At 7:01 a.m. ET, the yield on the 10-year Treasury was up nearly 3 basis point at 4.71%, hitting its highest level since Oct. 15, 2007, when it reached 4.719%. The 2-year Treasury yield was up 1 basis point at 5.123%.
Yields and prices move in opposite directions and one basis point equals 0.01%.
U.S. lawmakers were able to avoid a government shutdown as they passed a last-minute spending bill on Saturday night. That has bought them time to finish the necessary government funding legislation. A shutdown could have negatively affected the U.S.’ credit rating as well as the country’s economy.
Investors also weighed the Fed’s next interest rates moves. Central bank officials have hinted at another rate increase and rates staying elevated for longer since their September meeting.

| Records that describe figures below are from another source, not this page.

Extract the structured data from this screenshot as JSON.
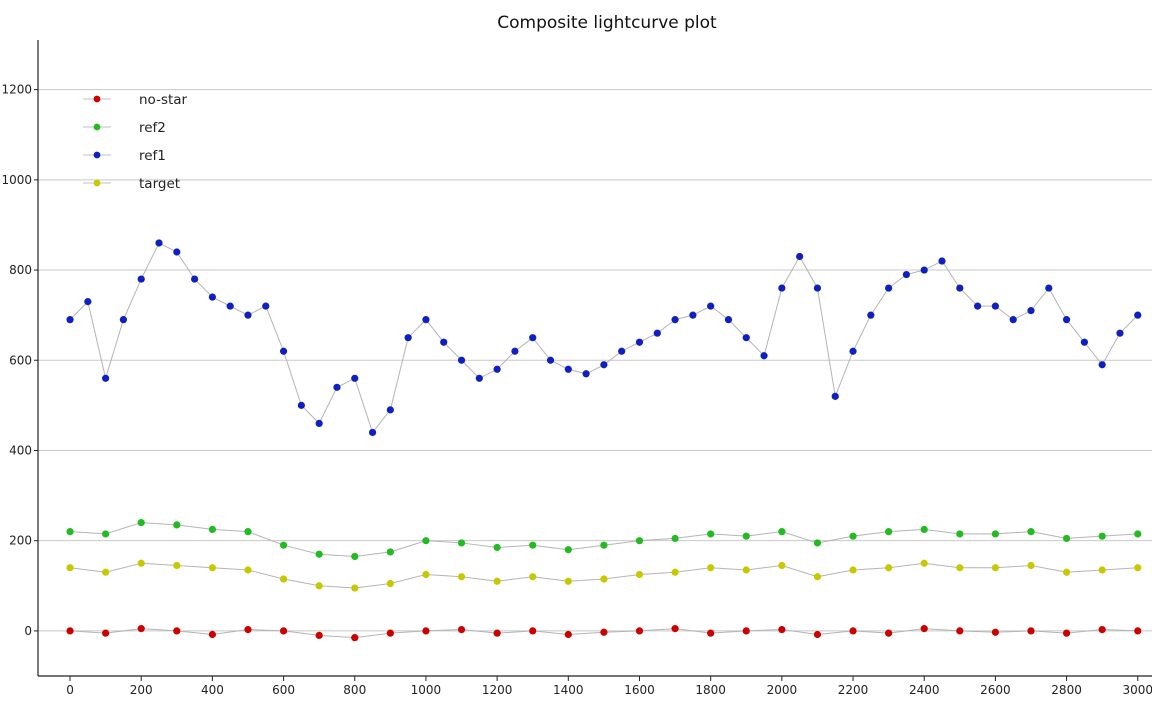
{
  "chart_data": {
    "type": "scatter",
    "title": "Composite lightcurve plot",
    "xlabel": "",
    "ylabel": "",
    "xlim": [
      -90,
      3040
    ],
    "ylim": [
      -100,
      1310
    ],
    "xticks": [
      0,
      200,
      400,
      600,
      800,
      1000,
      1200,
      1400,
      1600,
      1800,
      2000,
      2200,
      2400,
      2600,
      2800,
      3000
    ],
    "yticks": [
      0,
      200,
      400,
      600,
      800,
      1000,
      1200
    ],
    "grid": "horizontal",
    "legend_position": "top-left",
    "series": [
      {
        "name": "no-star",
        "color": "#cc0000",
        "x": [
          0,
          100,
          200,
          300,
          400,
          500,
          600,
          700,
          800,
          900,
          1000,
          1100,
          1200,
          1300,
          1400,
          1500,
          1600,
          1700,
          1800,
          1900,
          2000,
          2100,
          2200,
          2300,
          2400,
          2500,
          2600,
          2700,
          2800,
          2900,
          3000
        ],
        "values": [
          0,
          -5,
          5,
          0,
          -8,
          3,
          0,
          -10,
          -15,
          -5,
          0,
          3,
          -5,
          0,
          -8,
          -3,
          0,
          5,
          -5,
          0,
          3,
          -8,
          0,
          -5,
          5,
          0,
          -3,
          0,
          -5,
          3,
          0
        ]
      },
      {
        "name": "ref2",
        "color": "#22bb22",
        "x": [
          0,
          100,
          200,
          300,
          400,
          500,
          600,
          700,
          800,
          900,
          1000,
          1100,
          1200,
          1300,
          1400,
          1500,
          1600,
          1700,
          1800,
          1900,
          2000,
          2100,
          2200,
          2300,
          2400,
          2500,
          2600,
          2700,
          2800,
          2900,
          3000
        ],
        "values": [
          220,
          215,
          240,
          235,
          225,
          220,
          190,
          170,
          165,
          175,
          200,
          195,
          185,
          190,
          180,
          190,
          200,
          205,
          215,
          210,
          220,
          195,
          210,
          220,
          225,
          215,
          215,
          220,
          205,
          210,
          215
        ]
      },
      {
        "name": "ref1",
        "color": "#1020c0",
        "x": [
          0,
          50,
          100,
          150,
          200,
          250,
          300,
          350,
          400,
          450,
          500,
          550,
          600,
          650,
          700,
          750,
          800,
          850,
          900,
          950,
          1000,
          1050,
          1100,
          1150,
          1200,
          1250,
          1300,
          1350,
          1400,
          1450,
          1500,
          1550,
          1600,
          1650,
          1700,
          1750,
          1800,
          1850,
          1900,
          1950,
          2000,
          2050,
          2100,
          2150,
          2200,
          2250,
          2300,
          2350,
          2400,
          2450,
          2500,
          2550,
          2600,
          2650,
          2700,
          2750,
          2800,
          2850,
          2900,
          2950,
          3000
        ],
        "values": [
          690,
          730,
          560,
          690,
          780,
          860,
          840,
          780,
          740,
          720,
          700,
          720,
          620,
          500,
          460,
          540,
          560,
          440,
          490,
          650,
          690,
          640,
          600,
          560,
          580,
          620,
          650,
          600,
          580,
          570,
          590,
          620,
          640,
          660,
          690,
          700,
          720,
          690,
          650,
          610,
          760,
          830,
          760,
          520,
          620,
          700,
          760,
          790,
          800,
          820,
          760,
          720,
          720,
          690,
          710,
          760,
          690,
          640,
          590,
          660,
          700
        ]
      },
      {
        "name": "target",
        "color": "#c8c800",
        "x": [
          0,
          100,
          200,
          300,
          400,
          500,
          600,
          700,
          800,
          900,
          1000,
          1100,
          1200,
          1300,
          1400,
          1500,
          1600,
          1700,
          1800,
          1900,
          2000,
          2100,
          2200,
          2300,
          2400,
          2500,
          2600,
          2700,
          2800,
          2900,
          3000
        ],
        "values": [
          140,
          130,
          150,
          145,
          140,
          135,
          115,
          100,
          95,
          105,
          125,
          120,
          110,
          120,
          110,
          115,
          125,
          130,
          140,
          135,
          145,
          120,
          135,
          140,
          150,
          140,
          140,
          145,
          130,
          135,
          140
        ]
      }
    ]
  }
}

But uncertainty remains about when the rate increase may be implemented. Two central bank policy meetings remain this year, Oct. 31-Nov. 1 and Dec. 12-13.
Investors are therefore closely watching comments from Fed speakers and economic data expected this week.
August’s Job Openings and Labor Turnover Survey is due Tuesday and economists surveyed by Dow Jones are expecting it to reflect 8.8 million job openings. Other key data releases this week include September’s jobs report on Friday.